獣道
「……ん?」
誰かが呼んだような気がして周囲を見回すが、特に変わった様子は無い。
ブローディア城の入り口。正門の側に腰を下ろして茶をしばいていたウチらを呼んでいるような人影はひとっ子1人いない。
勘違い、か?と首を捻りながら、そわそわと何度も周りを確認しちまう。
「どうかしました?」
「いや、誰かが呼んでたような気がしてな」
持ち場を離れられないウチの代わりに、城下町から色々と仕入れて来てくれた昴とリベルタ、リリアナと軽い食事とお茶を啜ってたわけだが、どうにもウチの勘違いっぽいな。
勘の鋭さには自信があるが、勘違いも良くあることだ。
ひと昔前に比べるとそういう野生の嗅覚や勘ってのは鈍って来た気がするな。
悪いことじゃねぇさ。そういう不確定な事に頼らなくても問題ないくらいに強くなったし、安定したって証拠だと思っている。
勝負勘が鈍ったわけじゃねぇしな。
なんつーかな。日常が平和になったってこったろ。仕事に困ることはねぇな。
野生の勘なんてものをありがたがるより、魔法やら機械やらコンピュータやらで便利なもんを導入して行く方が確実だしよ。
「なんか気になることがあるのか、姐さん」
「必要であれば私たちが見に行きますけど」
「そこまでさせることじゃねぇよ。見たところ何もねぇし、様子見で良いだろ」
ただまぁ、少しだけ警戒はしておくか。ウチの勘は昔に比べりゃ鈍くなったかもしんねぇけど、従っておくに越したこたぁねぇ。
今まで散々それで助けられて来たんだからな。
「そうですか?アズールさんの勘と言えば下手なセンサーより敏感だって聞きますけど」
「そりゃ言い過ぎだよ。勘でそんなに当たるかよ。百発百中みたいに言われちゃ困るぜ」
勘が良いとは散々言われるけど、外れる回数だってそれなりにあるんだ。
針小棒大とはこのことだぜ。メディア連中はこれだから困るんだよな。

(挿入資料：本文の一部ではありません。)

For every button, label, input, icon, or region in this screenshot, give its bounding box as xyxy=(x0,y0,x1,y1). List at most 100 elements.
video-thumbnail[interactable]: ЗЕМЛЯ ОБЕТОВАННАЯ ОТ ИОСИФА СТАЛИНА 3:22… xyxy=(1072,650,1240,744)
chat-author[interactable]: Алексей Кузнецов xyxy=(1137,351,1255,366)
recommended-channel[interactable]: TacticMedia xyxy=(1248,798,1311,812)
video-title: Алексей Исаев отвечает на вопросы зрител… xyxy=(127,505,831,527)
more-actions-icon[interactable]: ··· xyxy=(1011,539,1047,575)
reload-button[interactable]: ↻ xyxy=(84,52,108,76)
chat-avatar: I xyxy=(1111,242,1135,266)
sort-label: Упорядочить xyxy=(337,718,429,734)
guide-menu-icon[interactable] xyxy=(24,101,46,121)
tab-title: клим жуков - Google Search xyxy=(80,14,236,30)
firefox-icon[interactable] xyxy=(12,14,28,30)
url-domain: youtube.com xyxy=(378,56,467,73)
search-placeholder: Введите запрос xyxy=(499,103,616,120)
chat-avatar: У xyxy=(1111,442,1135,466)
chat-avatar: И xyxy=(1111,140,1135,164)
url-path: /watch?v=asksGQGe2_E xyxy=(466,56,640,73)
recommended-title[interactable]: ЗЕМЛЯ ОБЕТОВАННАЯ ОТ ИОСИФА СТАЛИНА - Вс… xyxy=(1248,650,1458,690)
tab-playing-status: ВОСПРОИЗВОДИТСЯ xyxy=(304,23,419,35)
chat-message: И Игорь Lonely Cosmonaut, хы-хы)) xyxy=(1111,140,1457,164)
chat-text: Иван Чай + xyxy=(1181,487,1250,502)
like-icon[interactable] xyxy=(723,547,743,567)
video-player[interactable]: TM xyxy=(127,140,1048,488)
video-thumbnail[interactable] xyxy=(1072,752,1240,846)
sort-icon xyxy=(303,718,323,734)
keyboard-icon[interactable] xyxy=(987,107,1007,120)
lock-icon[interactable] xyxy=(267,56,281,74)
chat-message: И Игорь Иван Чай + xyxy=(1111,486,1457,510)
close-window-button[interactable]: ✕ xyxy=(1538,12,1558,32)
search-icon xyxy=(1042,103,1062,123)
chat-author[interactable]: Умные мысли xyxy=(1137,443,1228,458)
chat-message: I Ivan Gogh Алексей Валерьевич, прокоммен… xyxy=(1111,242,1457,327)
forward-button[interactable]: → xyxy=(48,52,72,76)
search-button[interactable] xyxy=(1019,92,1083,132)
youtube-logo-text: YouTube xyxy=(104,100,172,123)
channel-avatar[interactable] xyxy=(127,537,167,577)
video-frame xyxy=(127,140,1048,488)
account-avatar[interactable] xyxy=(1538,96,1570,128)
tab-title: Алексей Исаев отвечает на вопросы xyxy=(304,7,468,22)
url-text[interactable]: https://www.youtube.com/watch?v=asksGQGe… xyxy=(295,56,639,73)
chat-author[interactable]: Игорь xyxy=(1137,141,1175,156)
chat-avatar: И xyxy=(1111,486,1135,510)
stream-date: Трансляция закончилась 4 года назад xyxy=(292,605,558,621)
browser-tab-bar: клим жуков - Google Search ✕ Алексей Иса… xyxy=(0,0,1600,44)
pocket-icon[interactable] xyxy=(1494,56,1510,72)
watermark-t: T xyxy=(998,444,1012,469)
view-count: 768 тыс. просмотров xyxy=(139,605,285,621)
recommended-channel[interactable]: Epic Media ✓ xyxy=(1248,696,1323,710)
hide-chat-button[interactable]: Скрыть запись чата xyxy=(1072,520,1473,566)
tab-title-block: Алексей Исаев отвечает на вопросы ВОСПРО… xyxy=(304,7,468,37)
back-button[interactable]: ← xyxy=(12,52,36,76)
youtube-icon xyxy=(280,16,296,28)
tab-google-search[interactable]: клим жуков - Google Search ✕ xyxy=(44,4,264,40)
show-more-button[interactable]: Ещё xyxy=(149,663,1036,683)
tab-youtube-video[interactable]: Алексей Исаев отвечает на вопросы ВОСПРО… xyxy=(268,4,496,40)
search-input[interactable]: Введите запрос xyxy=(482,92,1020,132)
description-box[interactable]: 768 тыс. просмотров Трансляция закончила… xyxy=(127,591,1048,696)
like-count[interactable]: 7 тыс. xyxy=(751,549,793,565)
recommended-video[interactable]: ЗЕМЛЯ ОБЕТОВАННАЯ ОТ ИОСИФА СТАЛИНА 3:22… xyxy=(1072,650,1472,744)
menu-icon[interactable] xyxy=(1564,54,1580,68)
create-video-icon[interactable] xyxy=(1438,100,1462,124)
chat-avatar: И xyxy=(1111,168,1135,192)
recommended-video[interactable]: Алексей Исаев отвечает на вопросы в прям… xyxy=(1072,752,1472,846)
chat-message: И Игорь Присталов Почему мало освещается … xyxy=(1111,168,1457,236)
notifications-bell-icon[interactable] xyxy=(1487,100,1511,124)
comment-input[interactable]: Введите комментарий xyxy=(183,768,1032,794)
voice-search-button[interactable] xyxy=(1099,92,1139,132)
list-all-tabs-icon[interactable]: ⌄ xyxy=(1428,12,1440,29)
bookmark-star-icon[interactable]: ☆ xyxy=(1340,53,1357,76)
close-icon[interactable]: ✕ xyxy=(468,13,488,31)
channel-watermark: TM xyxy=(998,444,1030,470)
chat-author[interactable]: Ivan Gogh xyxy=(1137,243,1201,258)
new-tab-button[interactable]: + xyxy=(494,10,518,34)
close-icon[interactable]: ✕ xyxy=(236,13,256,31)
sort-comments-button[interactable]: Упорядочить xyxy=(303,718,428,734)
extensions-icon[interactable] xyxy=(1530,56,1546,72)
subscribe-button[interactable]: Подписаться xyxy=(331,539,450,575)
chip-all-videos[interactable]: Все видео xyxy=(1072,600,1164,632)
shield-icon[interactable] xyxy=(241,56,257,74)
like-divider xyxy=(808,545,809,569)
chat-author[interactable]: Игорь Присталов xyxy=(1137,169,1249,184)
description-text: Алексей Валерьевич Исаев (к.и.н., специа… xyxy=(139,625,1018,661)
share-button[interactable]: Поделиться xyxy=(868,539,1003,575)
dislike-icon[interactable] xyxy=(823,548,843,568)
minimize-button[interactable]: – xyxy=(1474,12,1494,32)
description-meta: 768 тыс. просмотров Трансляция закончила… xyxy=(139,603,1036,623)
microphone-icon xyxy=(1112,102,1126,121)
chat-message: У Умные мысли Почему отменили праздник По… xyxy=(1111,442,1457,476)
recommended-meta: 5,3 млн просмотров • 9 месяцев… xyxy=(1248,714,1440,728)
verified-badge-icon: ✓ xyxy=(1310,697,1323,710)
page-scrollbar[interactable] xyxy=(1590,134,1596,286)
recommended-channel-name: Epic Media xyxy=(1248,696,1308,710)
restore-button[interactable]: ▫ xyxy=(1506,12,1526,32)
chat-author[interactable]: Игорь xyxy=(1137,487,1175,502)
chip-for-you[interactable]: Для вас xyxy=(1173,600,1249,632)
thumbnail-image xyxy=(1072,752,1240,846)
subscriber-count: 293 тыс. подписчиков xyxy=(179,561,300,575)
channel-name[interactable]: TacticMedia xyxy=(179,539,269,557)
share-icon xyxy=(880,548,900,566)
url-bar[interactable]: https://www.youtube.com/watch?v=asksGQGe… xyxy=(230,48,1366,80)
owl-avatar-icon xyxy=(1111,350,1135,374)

いちいち訂正すんのが面倒くせぇんだよ。
「でも、呼んでる気がしたというのなら誰が呼んだのでしょう?」
「少なくとも俺らの耳には聞こえてねぇしなぁ」
「だからそんな気にすんなって。気のせいだよ気のせい。細かいところまで気にしてたら滅入っちまうぜ」
あーでもないこーでもないと好き勝手言い始めた昴達を宥めて、買って来てもらった軽食を口に放り込む。
良く言うなら素材の味。悪く言うなら味気ない。多分ジャンクフード的なもんらしい食いものを咀嚼しながらお茶で胃に流し込む。
うん、やっぱ妖精界の飯は美味くねぇな。せめて塩味が欲しい。
「お姉様」
「サフィーか。どうした」
「路地裏で殺人です。ドゥーシマン氏が何者かに」
「……?!」
監視を続けながらそうしていると、サフィーが魔法を使ってすっ飛んで来た。
その内容に思わずギョッとする。監視対象として、見張りを付けていたはずのドゥーシマンって魔人族が路地裏で殺されたとの一報。
こりゃただゴトじゃねぇな。やっぱ何かいやがる。
「お前ら、一旦この場は任せる。リベルタは会議中だが、中の連中に話を通せ。ウチからの指示だ。昴とリリアナは警護を続けろ。変身を許可するから、虫の1匹も通すな」
「「「了解!!」」」
昴達に指示を飛ばし、城前の警備や報告を一任する。他にも何人かと支給された連絡用の端末でやり取りをする。
協会とレジスタンス、それぞれの指示系統って奴だな。警護は厚くした方が良いからな。
「サフィー、頼む」
「はい、お姉様」
そうした後にサフィーに現場への案内を頼む。
何が起こっているのか、予想を立てながらサフィーの背中を追いかけている。
今この瞬間。これが最後のチャンスだったのは後から気付いたことだ。
ここでウチは気が付かなきゃいけなかった。ここで妹同然に可愛がっているというのなら、気付かなきゃおかしかった。
なのに、ウチは気が付かなかった。サフィーなら大丈夫なんていう馬鹿みたいな信頼の仕方が取り返しのつかない事態を招いたことを後悔するのは全てが終わってからだ。
「一緒に行きましょう。お姉様」
どす黒い魔力がサフィーの瞳の中で渦巻いているのを、なんで私は気が付いてやれなかったんだ。